Faktor ketiga, dari sisi fundamentalnya. Defisit transaksi berjalan tahun ini lebih rendah dari tahun lalu. Di 2018, sekitar 3 persen dari Produk Domestik Bruto (PDB). Tahun ini bisa turun ke 2,5 persen seiring adanya sinergi yang makin erat antara Bank Indonesia dan pemerintah.

Faktor keempat, semakin bekerjanya mekanisme pasar. Yaitu pasar valuta asing yang sekarang tidak hanya dijual di pasar tunai, tapi juga ada swap (transaksi pertukaran valas dengan pembelian tunai dan penjualannya berjangka atau sebaliknya, dengan maksud mendapat kepastian kurs). BI juga memberlakukan transaksi DNDF (domestic non deliverable forward). Ini semua akan memperkuat mekanisme pasar. 

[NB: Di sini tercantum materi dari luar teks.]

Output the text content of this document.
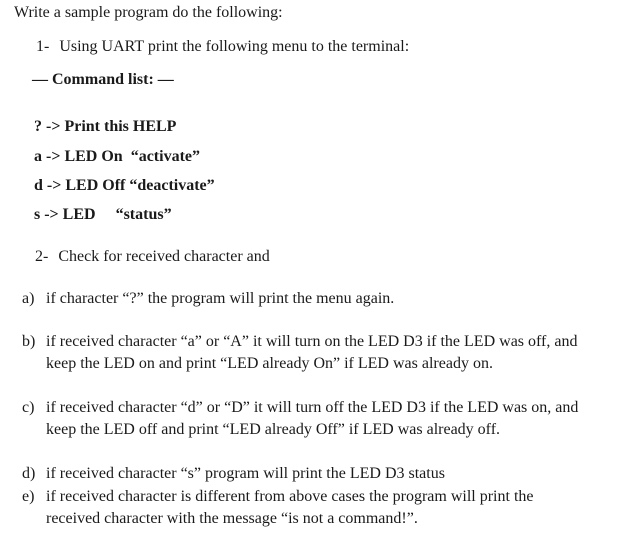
Write a sample program do the following:
1- Using UART print the following menu to the terminal:
— Command list: —
? -> Print this HELP
a -> LED On  “activate”
d -> LED Off “deactivate”
s -> LED     “status”
2- Check for received character and
a) if character “?” the program will print the menu again.
b) if received character “a” or “A” it will turn on the LED D3 if the LED was off, and
keep the LED on and print “LED already On” if LED was already on.
c) if received character “d” or “D” it will turn off the LED D3 if the LED was on, and
keep the LED off and print “LED already Off” if LED was already off.
d) if received character “s” program will print the LED D3 status
e) if received character is different from above cases the program will print the
received character with the message “is not a command!”.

Jurus apa yang dikeluarkan BI untuk menghadapi situasi ekonomi dunia yang kelihatannya masih dipenuhi ketidakpastian?

Kuncinya adalah sinergi, konsintensi dan komunikasi. 2018, situasinya betul-betul sangat dinamis. Pada awal tahun kondisi aman, tapi setelah April dan (saya) dilantik menjadi Gubernur BI pada Mei, kondisi global penuh ketidakpastian.

Suku bunga The Fed naik sampai 4 kali karena ekonomi Amerika sangat kuat. Dan, yang tidak diprediksi adalah kebijakan Presiden AS Donald Trump ternyata disetujui DPR dan MPR-nya. Kemudian ada perang dagang Amerika. Mereka tidak hanya perang dagang dengan China, tapi juga dengan Kanada, Meksiko, dan Eropa.

Sejak saya menjabat Gubernur Bank Indonesia, saya umumkan ke publik bahwa saya diskusi dengan Presiden Jokowi mengenai permasalahan ekonomi. Dan Bapak Presiden menjunjung tinggi independensi Bank Indonesia. Maka, kebijakan moneter memang harus ketat. Bukan karena inflasi di dalam negeri rendah, tapi suku bunga global tinggi dan kami tidak ada pilihan untuk menstabilkan kurs.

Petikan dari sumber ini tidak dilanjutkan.